Die Rivalität zwischen den beiden größten Vereinen der drittgrößten Stadt Englands ist trotz (oder auch wegen) des sportlichen Misserfolgs nach wie vor groß. Zumindest empfinden das die Fans so. Nachdem nun auch Sheffield United in die dritte Liga (League One) abgestiegen ist, wird es in dieser Saison wieder das ‚Steel City derby‘ geben. Und auf der Bank der ‚Blades‘ wird Wilson sitzen, der als Spieler und Trainer bei den ‚Owls‘ – Sheffield Wednesday – tätig war. Er ist bei United pikanterweise auch noch der Nachfolger von Micky Adams, der ein echter Blades-Fan ist, den Verein aber zum Abstieg aus der Championship geführt hat.

Betrachtet man Wilsons Vergangenheit beim Lokalrivalen, fällt die Bewertung seiner Zeit als Spieler und der als Trainer unterschiedlich aus. Für den Spieler Danny Wilson waren die frühen 1990er-Jahre bei den Owls der Karrierehöhepunkt. 1991 gewann der Verein mit ihm den Ligapokal, zwei Jahre später erreichte man erneut das Finale, genauso wie im noch deutlich wichtigeren FA-Cup. Dazu wurde Wednesday in der ersten Premier League-Saison Sechster. Die Rückkehr Wilsons nach einigen Jahren als Spieler und Trainer in Barnsley fiel dagegen eher ernüchternd aus.

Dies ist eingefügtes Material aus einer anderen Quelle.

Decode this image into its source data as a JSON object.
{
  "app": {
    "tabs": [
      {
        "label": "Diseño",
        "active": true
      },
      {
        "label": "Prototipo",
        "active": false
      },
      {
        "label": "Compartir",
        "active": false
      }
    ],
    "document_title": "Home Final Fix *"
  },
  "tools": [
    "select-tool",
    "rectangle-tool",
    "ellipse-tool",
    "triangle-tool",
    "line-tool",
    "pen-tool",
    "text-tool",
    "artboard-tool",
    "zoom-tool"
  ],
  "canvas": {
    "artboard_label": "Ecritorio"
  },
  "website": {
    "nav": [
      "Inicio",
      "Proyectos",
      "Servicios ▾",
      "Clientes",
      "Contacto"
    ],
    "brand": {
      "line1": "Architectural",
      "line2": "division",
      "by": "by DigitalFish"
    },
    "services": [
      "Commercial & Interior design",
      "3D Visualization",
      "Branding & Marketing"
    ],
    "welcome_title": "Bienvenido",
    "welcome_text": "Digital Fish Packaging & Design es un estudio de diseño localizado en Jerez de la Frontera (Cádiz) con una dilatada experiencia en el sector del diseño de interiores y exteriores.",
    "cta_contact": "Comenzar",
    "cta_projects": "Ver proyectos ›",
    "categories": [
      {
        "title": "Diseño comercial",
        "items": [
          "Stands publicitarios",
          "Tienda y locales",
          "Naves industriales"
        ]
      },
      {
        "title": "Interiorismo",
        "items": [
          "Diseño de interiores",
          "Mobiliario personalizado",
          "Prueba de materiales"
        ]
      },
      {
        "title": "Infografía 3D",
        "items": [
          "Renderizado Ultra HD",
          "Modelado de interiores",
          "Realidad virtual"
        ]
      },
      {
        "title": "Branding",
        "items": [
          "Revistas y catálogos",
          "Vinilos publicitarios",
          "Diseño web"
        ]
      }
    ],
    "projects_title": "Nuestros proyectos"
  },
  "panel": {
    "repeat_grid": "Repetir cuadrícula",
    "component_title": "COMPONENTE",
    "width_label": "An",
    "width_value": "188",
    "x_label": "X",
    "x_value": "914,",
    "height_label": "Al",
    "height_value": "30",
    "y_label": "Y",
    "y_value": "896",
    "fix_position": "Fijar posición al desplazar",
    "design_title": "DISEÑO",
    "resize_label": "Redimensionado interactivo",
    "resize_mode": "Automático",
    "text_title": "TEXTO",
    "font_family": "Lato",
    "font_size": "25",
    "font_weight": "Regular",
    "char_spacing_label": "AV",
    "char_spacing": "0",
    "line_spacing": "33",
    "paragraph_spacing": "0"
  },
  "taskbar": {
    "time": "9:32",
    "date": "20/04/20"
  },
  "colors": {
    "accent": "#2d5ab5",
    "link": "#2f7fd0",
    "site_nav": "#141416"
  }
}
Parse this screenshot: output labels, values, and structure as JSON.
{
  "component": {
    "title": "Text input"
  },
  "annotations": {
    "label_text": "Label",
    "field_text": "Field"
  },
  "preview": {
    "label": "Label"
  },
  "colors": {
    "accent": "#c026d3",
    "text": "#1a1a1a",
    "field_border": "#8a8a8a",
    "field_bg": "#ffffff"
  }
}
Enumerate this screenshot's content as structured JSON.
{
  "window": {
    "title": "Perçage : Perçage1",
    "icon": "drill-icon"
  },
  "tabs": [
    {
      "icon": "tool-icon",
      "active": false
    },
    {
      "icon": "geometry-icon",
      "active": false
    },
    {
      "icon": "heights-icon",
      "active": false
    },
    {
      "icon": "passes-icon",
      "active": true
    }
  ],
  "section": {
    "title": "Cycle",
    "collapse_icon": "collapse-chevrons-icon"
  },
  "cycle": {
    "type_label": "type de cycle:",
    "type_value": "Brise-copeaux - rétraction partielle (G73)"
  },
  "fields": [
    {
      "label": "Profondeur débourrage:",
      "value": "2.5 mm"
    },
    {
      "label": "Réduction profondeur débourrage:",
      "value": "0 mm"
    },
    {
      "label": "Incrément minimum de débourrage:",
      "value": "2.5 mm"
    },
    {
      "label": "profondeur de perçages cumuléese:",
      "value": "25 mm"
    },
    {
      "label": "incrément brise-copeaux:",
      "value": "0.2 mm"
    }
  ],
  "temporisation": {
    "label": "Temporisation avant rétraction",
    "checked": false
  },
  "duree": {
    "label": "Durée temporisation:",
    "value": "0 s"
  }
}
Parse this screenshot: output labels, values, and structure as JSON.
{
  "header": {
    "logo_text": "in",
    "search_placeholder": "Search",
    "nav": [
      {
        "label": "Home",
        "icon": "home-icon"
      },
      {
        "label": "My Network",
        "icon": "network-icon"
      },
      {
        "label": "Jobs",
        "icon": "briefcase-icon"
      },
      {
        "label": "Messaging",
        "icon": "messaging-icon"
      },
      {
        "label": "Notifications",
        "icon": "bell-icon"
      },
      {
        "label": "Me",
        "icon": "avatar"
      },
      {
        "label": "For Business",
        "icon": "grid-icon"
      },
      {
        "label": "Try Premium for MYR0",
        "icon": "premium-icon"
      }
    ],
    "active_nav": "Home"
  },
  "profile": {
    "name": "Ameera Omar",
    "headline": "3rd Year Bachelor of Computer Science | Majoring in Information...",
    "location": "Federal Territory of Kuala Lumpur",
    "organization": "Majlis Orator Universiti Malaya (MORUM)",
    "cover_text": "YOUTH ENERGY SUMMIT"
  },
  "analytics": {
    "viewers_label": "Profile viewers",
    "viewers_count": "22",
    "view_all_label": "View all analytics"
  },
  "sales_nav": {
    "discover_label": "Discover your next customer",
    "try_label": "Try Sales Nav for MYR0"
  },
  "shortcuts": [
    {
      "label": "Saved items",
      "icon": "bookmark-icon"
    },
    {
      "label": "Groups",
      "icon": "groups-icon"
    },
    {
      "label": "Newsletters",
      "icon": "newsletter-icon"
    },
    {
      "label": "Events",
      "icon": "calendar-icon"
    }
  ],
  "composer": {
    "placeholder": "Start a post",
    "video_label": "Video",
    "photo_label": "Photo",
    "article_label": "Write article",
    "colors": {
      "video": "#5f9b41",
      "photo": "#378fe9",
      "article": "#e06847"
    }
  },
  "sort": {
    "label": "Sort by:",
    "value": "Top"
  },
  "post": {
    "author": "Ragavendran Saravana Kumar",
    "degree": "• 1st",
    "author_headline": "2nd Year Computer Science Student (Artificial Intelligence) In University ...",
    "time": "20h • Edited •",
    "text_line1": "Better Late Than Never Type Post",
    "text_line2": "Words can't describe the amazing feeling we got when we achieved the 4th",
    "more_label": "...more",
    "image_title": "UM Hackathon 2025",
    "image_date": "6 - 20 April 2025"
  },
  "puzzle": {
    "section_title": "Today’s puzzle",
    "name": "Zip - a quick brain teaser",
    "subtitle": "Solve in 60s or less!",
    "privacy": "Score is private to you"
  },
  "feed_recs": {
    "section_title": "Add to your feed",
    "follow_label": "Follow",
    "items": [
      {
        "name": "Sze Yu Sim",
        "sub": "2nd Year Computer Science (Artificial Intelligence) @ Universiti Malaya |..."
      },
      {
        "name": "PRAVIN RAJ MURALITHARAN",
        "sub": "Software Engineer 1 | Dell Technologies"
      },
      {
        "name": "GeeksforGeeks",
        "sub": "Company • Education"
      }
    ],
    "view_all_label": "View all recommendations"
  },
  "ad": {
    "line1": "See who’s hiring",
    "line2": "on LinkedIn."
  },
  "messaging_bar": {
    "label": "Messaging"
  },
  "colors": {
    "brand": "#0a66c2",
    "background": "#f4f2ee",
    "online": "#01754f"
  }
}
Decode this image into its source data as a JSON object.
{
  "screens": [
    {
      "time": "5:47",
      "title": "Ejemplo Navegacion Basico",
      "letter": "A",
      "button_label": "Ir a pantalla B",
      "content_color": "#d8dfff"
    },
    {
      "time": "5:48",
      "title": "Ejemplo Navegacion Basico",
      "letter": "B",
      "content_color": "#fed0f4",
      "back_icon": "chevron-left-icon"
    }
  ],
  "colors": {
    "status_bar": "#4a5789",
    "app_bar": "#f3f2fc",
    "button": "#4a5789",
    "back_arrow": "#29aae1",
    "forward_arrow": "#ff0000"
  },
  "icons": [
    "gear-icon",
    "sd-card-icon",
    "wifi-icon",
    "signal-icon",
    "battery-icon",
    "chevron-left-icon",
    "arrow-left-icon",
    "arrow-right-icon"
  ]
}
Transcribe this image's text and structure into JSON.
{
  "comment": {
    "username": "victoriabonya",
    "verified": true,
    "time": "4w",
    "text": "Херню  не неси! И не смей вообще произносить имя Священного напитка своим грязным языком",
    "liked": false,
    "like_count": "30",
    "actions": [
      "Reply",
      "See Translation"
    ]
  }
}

Nach einem ordentlichen zwölften Platz in der Premier League stieg der Club in Wilsons zweiter Saison als Verantwortlicher ab. Der Trainer war im März 2000 entlassen worden, als das Team bereits mit deutlichem Rückstand auf einem Abstiegsplatz lag. Im Januar hatten sogar Wednesday unterstützende Parlamentsabgeordnete den Rauswurf Wilsons gefordert.

Emotional gesehen könnte diese letzte Episode seiner Zeit in Hillsborough Wilson den Fans des großen Rivalen United näherbringen. Es wäre doch eine Genugtuung, mit dem auf diese Weise entlassenen Trainer des Konkurrenten selber erfolgreicher zu sein. Zudem ist Wilson nun schon seit über zehn Jahren kein Angestellter von Sheffield Wednesday mehr. Wer die englische Fußball-Zeitschrift „FourFourTwo“ kennt, dem ist sein Name vielleicht eher von seiner Zeit bei Swindon Town ein Begriff. Das Magazin war drei Jahre lang der Haupt-Trikotsponsor des damaligen Drittligisten und berichtete in einer Serie über die Geschehnisse rund um den Verein.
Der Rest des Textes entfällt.